PVLocker.com (www.pvlocker.com), the 2012 winner of the XBIZ Award for Innovative Web/Tech Product of the Year, is a major departure from Pink Visual’s subscription-based model. Offering content that is sold one scene at a time, PVLocker enables users to store their purchased content in Pink Visual’s server ‘cloud,’ where they can then watch the videos in cross-platform fashion on their PC, smartphone or tablet device.
Another aspect of Pink Visual’s strategy that will remain firmly in place is the studio’s anti-piracy efforts, Vivas said.
“We are going to continue to enforce our intellectual property rights vigorously, including through litigation when necessary,” Vivas said. “It’s not that we are eager to sue anybody, but we aren’t going to hesitate to do so when the situation calls for it.”
Vivas explained that litigation is just one aspect of Pink Visual’s anti-piracy approach, which she describes as a “comprehensive effort driven as much by technical innovation as by legal action.”
“We don’t separate our anti-piracy strategy from our overall business strategy,” Vivas said. “Building and launching sites like PVLocker.com and PinkVisualGames.com is a direct result of our focus on the root causes of widespread piracy, and reflect our belief that if you offer a higher quality experience to consumers, more of them will buy.”

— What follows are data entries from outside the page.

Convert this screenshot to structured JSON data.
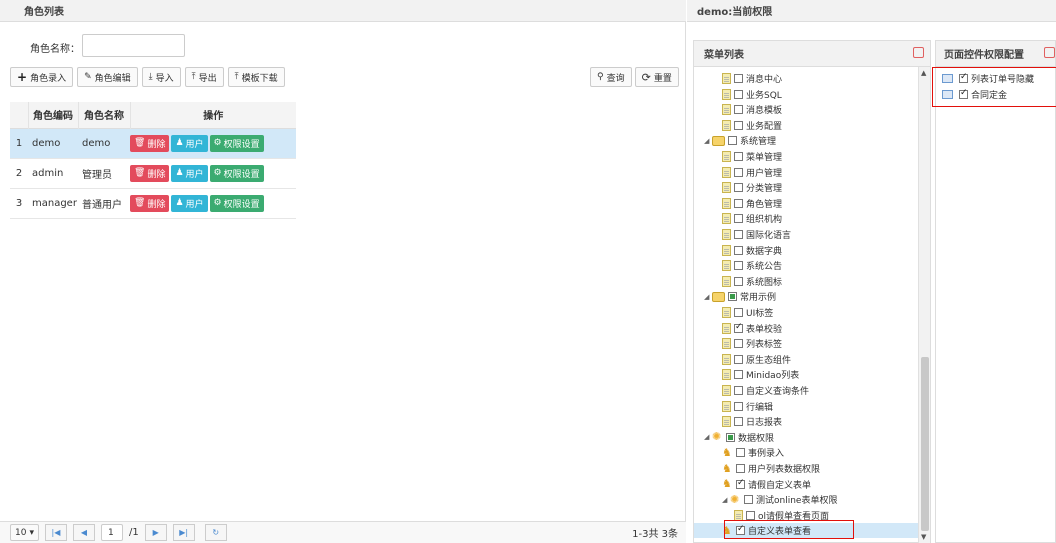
{
  "left": {
    "title": "角色列表",
    "search": {
      "label": "角色名称：",
      "value": ""
    },
    "toolbar": {
      "add": "角色录入",
      "edit": "角色编辑",
      "import": "导入",
      "export": "导出",
      "template": "模板下载",
      "query": "查询",
      "reset": "重置"
    },
    "table": {
      "headers": [
        "角色编码",
        "角色名称",
        "操作"
      ],
      "rows": [
        {
          "n": "1",
          "code": "demo",
          "name": "demo"
        },
        {
          "n": "2",
          "code": "admin",
          "name": "管理员"
        },
        {
          "n": "3",
          "code": "manager",
          "name": "普通用户"
        }
      ],
      "action_delete": "删除",
      "action_user": "用户",
      "action_perm": "权限设置"
    },
    "pager": {
      "size": "10",
      "page": "1",
      "total_pages": "/1",
      "summary": "1-3共 3条"
    }
  },
  "right": {
    "title": "demo:当前权限",
    "menu_title": "菜单列表",
    "ctrl_title": "页面控件权限配置",
    "ctrl_items": [
      "列表订单号隐藏",
      "合同定金"
    ],
    "tree": [
      {
        "label": "消息中心",
        "icon": "doc",
        "level": 2,
        "state": "none"
      },
      {
        "label": "业务SQL",
        "icon": "doc",
        "level": 2,
        "state": "none"
      },
      {
        "label": "消息模板",
        "icon": "doc",
        "level": 2,
        "state": "none"
      },
      {
        "label": "业务配置",
        "icon": "doc",
        "level": 2,
        "state": "none"
      },
      {
        "label": "系统管理",
        "icon": "folder",
        "level": 1,
        "state": "none"
      },
      {
        "label": "菜单管理",
        "icon": "doc",
        "level": 2,
        "state": "none"
      },
      {
        "label": "用户管理",
        "icon": "doc",
        "level": 2,
        "state": "none"
      },
      {
        "label": "分类管理",
        "icon": "doc",
        "level": 2,
        "state": "none"
      },
      {
        "label": "角色管理",
        "icon": "doc",
        "level": 2,
        "state": "none"
      },
      {
        "label": "组织机构",
        "icon": "doc",
        "level": 2,
        "state": "none"
      },
      {
        "label": "国际化语言",
        "icon": "doc",
        "level": 2,
        "state": "none"
      },
      {
        "label": "数据字典",
        "icon": "doc",
        "level": 2,
        "state": "none"
      },
      {
        "label": "系统公告",
        "icon": "doc",
        "level": 2,
        "state": "none"
      },
      {
        "label": "系统图标",
        "icon": "doc",
        "level": 2,
        "state": "none"
      },
      {
        "label": "常用示例",
        "icon": "folder",
        "level": 1,
        "state": "partial"
      },
      {
        "label": "UI标签",
        "icon": "doc",
        "level": 2,
        "state": "none"
      },
      {
        "label": "表单校验",
        "icon": "doc",
        "level": 2,
        "state": "checked"
      },
      {
        "label": "列表标签",
        "icon": "doc",
        "level": 2,
        "state": "none"
      },
      {
        "label": "原生态组件",
        "icon": "doc",
        "level": 2,
        "state": "none"
      },
      {
        "label": "Minidao列表",
        "icon": "doc",
        "level": 2,
        "state": "none"
      },
      {
        "label": "自定义查询条件",
        "icon": "doc",
        "level": 2,
        "state": "none"
      },
      {
        "label": "行编辑",
        "icon": "doc",
        "level": 2,
        "state": "none"
      },
      {
        "label": "日志报表",
        "icon": "doc",
        "level": 2,
        "state": "none"
      },
      {
        "label": "数据权限",
        "icon": "gear",
        "level": 1,
        "state": "partial"
      },
      {
        "label": "事例录入",
        "icon": "user",
        "level": 2,
        "state": "none"
      },
      {
        "label": "用户列表数据权限",
        "icon": "user",
        "level": 2,
        "state": "none"
      },
      {
        "label": "请假自定义表单",
        "icon": "user",
        "level": 2,
        "state": "checked"
      },
      {
        "label": "测试online表单权限",
        "icon": "gear",
        "level": 2,
        "state": "none"
      },
      {
        "label": "ol请假单查看页面",
        "icon": "doc",
        "level": 3,
        "state": "none"
      },
      {
        "label": "自定义表单查看",
        "icon": "user",
        "level": 2,
        "state": "checked"
      }
    ],
    "colors": {
      "accent_red": "#e34b5c",
      "accent_cyan": "#32b5d6",
      "accent_green": "#3bab71",
      "highlight": "#e2100b"
    }
  }
}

Vivas also emphasized that offering a quality experience to consumers “involves much more than just entertaining them,” adding that the importance of treating customers right is something the adult entertainment industry needs to “fully absorb” in order to improve the state of the industry.

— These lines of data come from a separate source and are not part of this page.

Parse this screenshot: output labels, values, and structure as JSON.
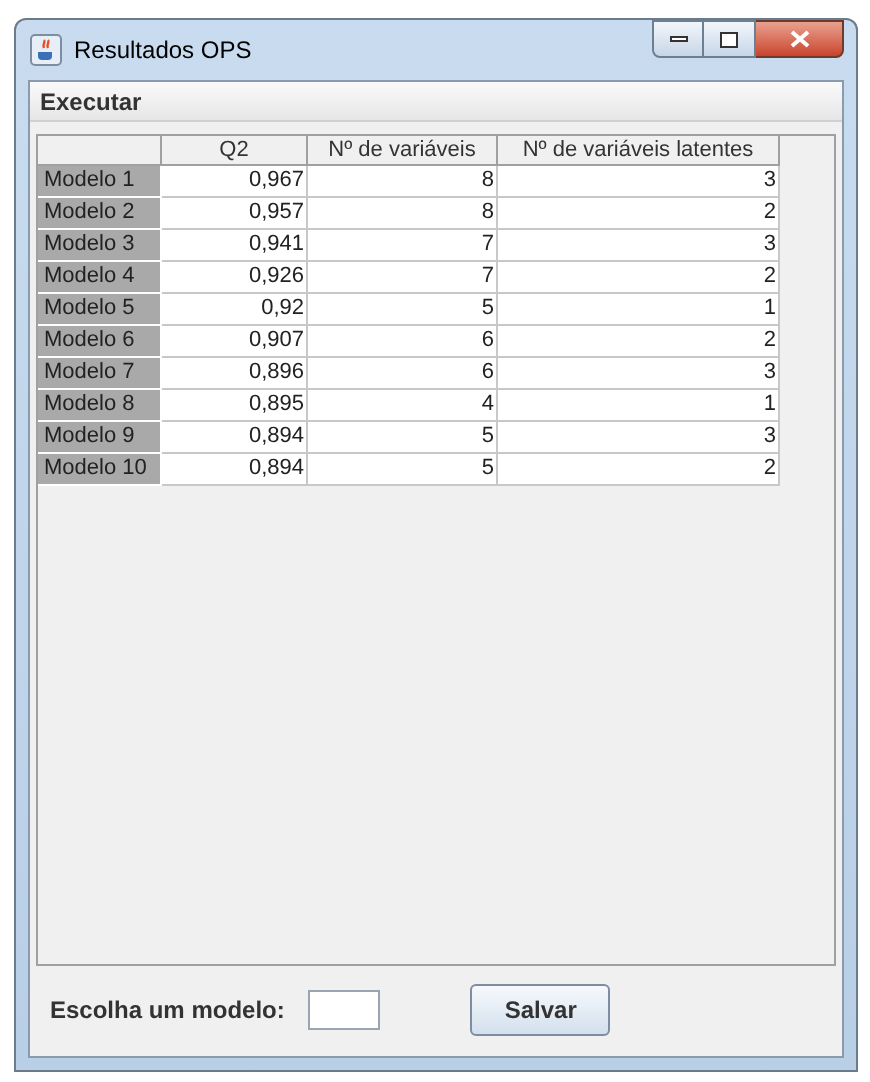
{
  "window": {
    "title": "Resultados OPS"
  },
  "menu": [
    "Executar"
  ],
  "table": {
    "columns": [
      "Q2",
      "Nº de variáveis",
      "Nº de variáveis latentes"
    ],
    "rows": [
      {
        "header": "Modelo 1",
        "cells": [
          "0,967",
          "8",
          "3"
        ]
      },
      {
        "header": "Modelo 2",
        "cells": [
          "0,957",
          "8",
          "2"
        ]
      },
      {
        "header": "Modelo 3",
        "cells": [
          "0,941",
          "7",
          "3"
        ]
      },
      {
        "header": "Modelo 4",
        "cells": [
          "0,926",
          "7",
          "2"
        ]
      },
      {
        "header": "Modelo 5",
        "cells": [
          "0,92",
          "5",
          "1"
        ]
      },
      {
        "header": "Modelo 6",
        "cells": [
          "0,907",
          "6",
          "2"
        ]
      },
      {
        "header": "Modelo 7",
        "cells": [
          "0,896",
          "6",
          "3"
        ]
      },
      {
        "header": "Modelo 8",
        "cells": [
          "0,895",
          "4",
          "1"
        ]
      },
      {
        "header": "Modelo 9",
        "cells": [
          "0,894",
          "5",
          "3"
        ]
      },
      {
        "header": "Modelo 10",
        "cells": [
          "0,894",
          "5",
          "2"
        ]
      }
    ]
  },
  "footer": {
    "label": "Escolha um modelo:",
    "button": "Salvar"
  }
}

“As an industry, there’s still a lot of room for our public image to improve,” Vivas said. “Of course there’s an unfair stigma attached to what we do, but some of the negative perceptions people have about the adult industry are perceptions that the industry itself has created and encouraged in the past. As an industry we need to work towards to winning respect through ethical and fair practices. Holding each other accountable and respecting each other’s intellectual property rights is part of that, but the bigger part is how we interact with our customers. That’s where we need to earn respect first and foremost, and then a broader respect of society as a whole will follow.”